The researchers used stem cells from the Allen Cell Collection that were gene-edited to fluorescently label desmosomes, a structure that helps cells stick together. Desmosomes turn out to be dense in the epidermis and developing hair follicles of the skin organoids.
The researchers used stem cells from the Allen Cell Collection that were gene-edited to fluorescently label desmosomes, a structure that helps cells stick together.
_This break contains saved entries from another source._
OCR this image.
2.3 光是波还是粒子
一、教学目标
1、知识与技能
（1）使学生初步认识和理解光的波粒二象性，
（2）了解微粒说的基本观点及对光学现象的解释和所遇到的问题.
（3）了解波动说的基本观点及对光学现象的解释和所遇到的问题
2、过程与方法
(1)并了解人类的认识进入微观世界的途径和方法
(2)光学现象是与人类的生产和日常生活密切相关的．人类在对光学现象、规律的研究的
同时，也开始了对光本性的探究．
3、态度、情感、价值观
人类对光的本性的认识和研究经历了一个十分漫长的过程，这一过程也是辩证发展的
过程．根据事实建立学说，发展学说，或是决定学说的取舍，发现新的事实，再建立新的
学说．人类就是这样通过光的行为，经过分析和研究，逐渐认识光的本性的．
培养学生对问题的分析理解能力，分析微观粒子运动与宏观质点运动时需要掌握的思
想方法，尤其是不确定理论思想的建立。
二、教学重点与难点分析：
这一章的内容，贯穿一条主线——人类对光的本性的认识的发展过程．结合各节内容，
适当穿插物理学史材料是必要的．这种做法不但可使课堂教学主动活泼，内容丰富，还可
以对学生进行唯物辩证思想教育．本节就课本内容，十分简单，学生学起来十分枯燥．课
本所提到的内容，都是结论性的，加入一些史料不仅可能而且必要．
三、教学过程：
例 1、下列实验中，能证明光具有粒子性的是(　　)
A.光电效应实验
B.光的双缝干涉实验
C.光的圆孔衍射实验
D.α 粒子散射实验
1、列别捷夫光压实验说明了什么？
Desmosomes turn out to be dense in the epidermis and developing hair follicles of the skin organoids.

“The cell catalog has been definitely accelerating for our work,” Koehler said. “It was really fortuitous that they made the desmosome-labeling cell line and we could pick it up.”

They’re currently using another line from the cell collection in the next iteration of their skin organoids study, and they are also gene-editing their own fluorescent tags into the existing cell lines to track the development of multiple structures in the same organoids.

The researchers are also interested in studying other types of cells that reside in the skin. The human skin organoids develop sensory nerve cells that make connections with the organoids’ hair follicles, reminiscent of how our own skin’s nervous circuits enable us to feel touch. The team next plans to add a genetic label to the neurons to see if they switch on when something touches the hair follicles.

The skin organoids are missing one major type of cells, though: immune cells. Koehler and his colleagues are trying to figure out how to add human immune cells into the lab-grown skin, which he says is a crucial step for using the organoids to study skin-related diseases.

“This is already one of the most complete skin-in-a-dish models, but we’re thinking hard about how we can make it even more complex,” Koehler said. “Integrating immune cells would be a really important next step.”